“Something terrible,” she said, laughing. This was the real laughter she had hoped for. She seemed lifted, purged, held in a twinkling skein of mirth. Laughter, like flame, purifies. Certainly he was adorable, but she couldn’t quite make him out. Why should he, who evidently enjoyed horrifying others, be so suddenly aghast himself? Plainly he was making fun of her: but she could see he was the kind of person who would not try, clumsily, to say the things that ought never to be said. For every woman knows all these things anyway, and prefers to say them herself.

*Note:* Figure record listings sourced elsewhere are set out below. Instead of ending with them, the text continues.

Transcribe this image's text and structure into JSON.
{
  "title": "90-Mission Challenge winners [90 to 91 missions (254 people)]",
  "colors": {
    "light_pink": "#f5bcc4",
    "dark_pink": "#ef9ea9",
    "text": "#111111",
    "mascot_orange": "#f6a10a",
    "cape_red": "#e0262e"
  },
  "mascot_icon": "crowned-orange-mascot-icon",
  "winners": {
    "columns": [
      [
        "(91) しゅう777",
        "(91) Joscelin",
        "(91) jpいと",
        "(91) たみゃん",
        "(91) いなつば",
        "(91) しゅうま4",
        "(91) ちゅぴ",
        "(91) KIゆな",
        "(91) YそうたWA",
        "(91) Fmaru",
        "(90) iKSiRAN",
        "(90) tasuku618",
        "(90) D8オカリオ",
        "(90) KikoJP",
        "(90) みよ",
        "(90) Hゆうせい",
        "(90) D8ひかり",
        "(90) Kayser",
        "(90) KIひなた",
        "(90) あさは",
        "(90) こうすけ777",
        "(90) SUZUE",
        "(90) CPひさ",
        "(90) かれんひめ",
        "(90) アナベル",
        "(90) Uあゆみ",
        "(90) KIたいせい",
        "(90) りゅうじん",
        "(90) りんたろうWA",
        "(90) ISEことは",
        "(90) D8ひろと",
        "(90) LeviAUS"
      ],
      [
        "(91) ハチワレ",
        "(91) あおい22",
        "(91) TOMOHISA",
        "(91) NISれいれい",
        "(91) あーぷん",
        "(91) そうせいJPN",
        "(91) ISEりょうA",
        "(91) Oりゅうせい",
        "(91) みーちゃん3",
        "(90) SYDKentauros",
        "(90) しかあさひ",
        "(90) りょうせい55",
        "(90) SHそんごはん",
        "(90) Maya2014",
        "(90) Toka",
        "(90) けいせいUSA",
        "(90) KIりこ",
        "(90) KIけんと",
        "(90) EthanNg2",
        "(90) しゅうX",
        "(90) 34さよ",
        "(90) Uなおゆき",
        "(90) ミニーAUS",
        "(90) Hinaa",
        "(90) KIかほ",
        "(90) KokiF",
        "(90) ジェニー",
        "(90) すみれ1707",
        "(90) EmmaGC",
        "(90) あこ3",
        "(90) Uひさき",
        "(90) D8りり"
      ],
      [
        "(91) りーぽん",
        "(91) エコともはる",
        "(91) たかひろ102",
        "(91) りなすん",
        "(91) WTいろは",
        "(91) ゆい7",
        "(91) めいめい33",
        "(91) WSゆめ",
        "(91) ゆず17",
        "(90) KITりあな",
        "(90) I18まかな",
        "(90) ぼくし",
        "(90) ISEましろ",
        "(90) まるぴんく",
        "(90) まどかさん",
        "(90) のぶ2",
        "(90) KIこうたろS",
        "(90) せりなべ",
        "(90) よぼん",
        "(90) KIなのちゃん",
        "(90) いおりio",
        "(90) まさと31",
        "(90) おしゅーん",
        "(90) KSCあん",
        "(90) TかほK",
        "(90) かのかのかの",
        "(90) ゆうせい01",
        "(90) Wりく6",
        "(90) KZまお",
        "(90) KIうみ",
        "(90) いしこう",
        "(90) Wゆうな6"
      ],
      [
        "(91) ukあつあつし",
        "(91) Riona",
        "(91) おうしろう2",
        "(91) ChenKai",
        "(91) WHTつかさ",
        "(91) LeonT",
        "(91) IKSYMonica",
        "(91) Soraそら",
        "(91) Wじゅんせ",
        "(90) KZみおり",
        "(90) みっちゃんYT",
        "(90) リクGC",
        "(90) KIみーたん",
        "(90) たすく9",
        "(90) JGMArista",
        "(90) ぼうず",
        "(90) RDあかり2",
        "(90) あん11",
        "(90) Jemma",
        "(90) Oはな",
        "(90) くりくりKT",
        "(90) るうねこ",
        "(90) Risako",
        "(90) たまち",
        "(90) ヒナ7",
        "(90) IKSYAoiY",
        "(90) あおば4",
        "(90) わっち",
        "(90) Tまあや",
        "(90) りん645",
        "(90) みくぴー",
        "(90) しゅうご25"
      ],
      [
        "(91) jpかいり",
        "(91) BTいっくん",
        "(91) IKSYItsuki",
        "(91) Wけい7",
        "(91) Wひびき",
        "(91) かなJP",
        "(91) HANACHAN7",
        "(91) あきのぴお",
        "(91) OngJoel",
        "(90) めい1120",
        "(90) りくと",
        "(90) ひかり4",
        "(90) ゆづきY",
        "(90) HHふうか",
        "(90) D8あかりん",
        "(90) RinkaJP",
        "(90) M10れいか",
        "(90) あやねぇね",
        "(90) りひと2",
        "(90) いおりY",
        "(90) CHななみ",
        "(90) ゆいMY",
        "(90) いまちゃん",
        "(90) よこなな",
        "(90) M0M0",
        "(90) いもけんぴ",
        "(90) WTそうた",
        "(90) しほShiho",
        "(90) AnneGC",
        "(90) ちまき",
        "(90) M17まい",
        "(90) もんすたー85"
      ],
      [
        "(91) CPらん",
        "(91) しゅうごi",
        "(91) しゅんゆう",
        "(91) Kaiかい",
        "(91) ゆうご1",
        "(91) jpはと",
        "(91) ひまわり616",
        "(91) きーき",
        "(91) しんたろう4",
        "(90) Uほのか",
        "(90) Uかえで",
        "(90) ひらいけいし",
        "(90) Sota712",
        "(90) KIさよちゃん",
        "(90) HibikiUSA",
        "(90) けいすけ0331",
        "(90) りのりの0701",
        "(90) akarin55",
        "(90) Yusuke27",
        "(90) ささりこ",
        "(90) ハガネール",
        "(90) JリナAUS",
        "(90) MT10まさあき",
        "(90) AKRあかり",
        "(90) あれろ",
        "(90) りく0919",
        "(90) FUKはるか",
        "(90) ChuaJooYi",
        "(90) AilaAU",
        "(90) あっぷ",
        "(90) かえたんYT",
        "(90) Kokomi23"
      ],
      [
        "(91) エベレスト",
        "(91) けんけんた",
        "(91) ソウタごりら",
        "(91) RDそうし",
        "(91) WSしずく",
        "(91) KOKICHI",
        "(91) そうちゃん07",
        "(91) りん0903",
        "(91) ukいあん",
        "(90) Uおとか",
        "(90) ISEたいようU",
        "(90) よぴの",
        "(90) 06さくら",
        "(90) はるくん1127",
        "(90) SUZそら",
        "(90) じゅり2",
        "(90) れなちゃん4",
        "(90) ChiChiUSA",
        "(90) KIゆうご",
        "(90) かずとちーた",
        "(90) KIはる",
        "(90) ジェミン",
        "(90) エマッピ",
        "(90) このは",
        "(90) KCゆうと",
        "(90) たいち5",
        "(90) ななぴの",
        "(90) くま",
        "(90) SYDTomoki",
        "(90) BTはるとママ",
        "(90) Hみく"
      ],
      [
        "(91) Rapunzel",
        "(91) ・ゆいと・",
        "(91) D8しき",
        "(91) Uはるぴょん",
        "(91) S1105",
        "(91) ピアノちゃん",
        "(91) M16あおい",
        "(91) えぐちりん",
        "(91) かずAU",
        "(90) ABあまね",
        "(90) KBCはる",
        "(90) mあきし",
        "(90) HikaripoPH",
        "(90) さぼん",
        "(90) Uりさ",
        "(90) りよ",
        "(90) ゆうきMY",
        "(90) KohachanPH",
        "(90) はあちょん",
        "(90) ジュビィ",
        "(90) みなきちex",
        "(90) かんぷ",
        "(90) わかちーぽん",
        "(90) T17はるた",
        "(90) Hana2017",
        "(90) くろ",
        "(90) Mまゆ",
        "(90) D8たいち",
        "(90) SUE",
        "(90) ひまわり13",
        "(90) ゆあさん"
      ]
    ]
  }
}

There was a clatter on the veranda, three serial slams of the screen door, quick crunching of gravel, the children. How she loved them, the gay flutter of their short dresses, the brown slender legs gradually paling toward their soft fat little hams. They came running across the lawn, knees lifting and shining in the brilliant light. They surrounded her in a hot laughing group, breathlessly explaining some plan. Daddy was going to take them swimming, if there was a storm they could go into the bath house, it wouldn’t matter anyway if they had their bathing suits on, Daddy would play Moby Dick the White Whale. The words came tumbling out of them, they seemed packed with words, bursting with a vision of green warm water scalloped with foam, Daddy the White Whale snorting in the surf, the prickling terror of storm darkening the sky. What vitality, what career of the spirit of life!
“Children, children, don’t forget your manners. Make a nice curtsey to Mr. Martin.”
At once they became well-regulated little dolls. What a picture, she thought: The Curtsey ... the three children bobbing, their mother in the background, supervising as it were: seeing that Life kept within bounds, did no violence to the harmony of the composition. Because (heavens!) it was bad enough for her to feel as she did: she couldn’t endure the thought of Janet and Sylvia and Rose growing up to such—such disorders. If they were painted like that, curtseying, of course the pose would be difficult to hold. But all poses are difficult to hold.
“I don’t know that I like the idea of your bathing with a storm coming on,” she said. That was George, putting wild schemes in their heads. If she forbade it now, there would be tears——
“It’s what we’re all doing, all the time,” said George. He had come quietly across the grass while she was showing the children off to Martin.
This was so surprisingly subtle, for George, she scanned him in amazement. He looked like An Anchor to Windward, A Stitch in Time, Something Put By for a Rainy Day. No one ever looked less like a Leap in the Dark. In short, he looked like a Husband: large, strong, reliable, long-suffering, and uninteresting. The best way to look, probably (she thought), for the interesting people have such a painful time.
“It was a telegram from Miss Clyde,” he said. “She’s coming this afternoon. Same train as the Brooks.”
“This afternoon! I thought it was to-morrow.”
There was something guilty about George’s shrug. He must have told her to come to-day.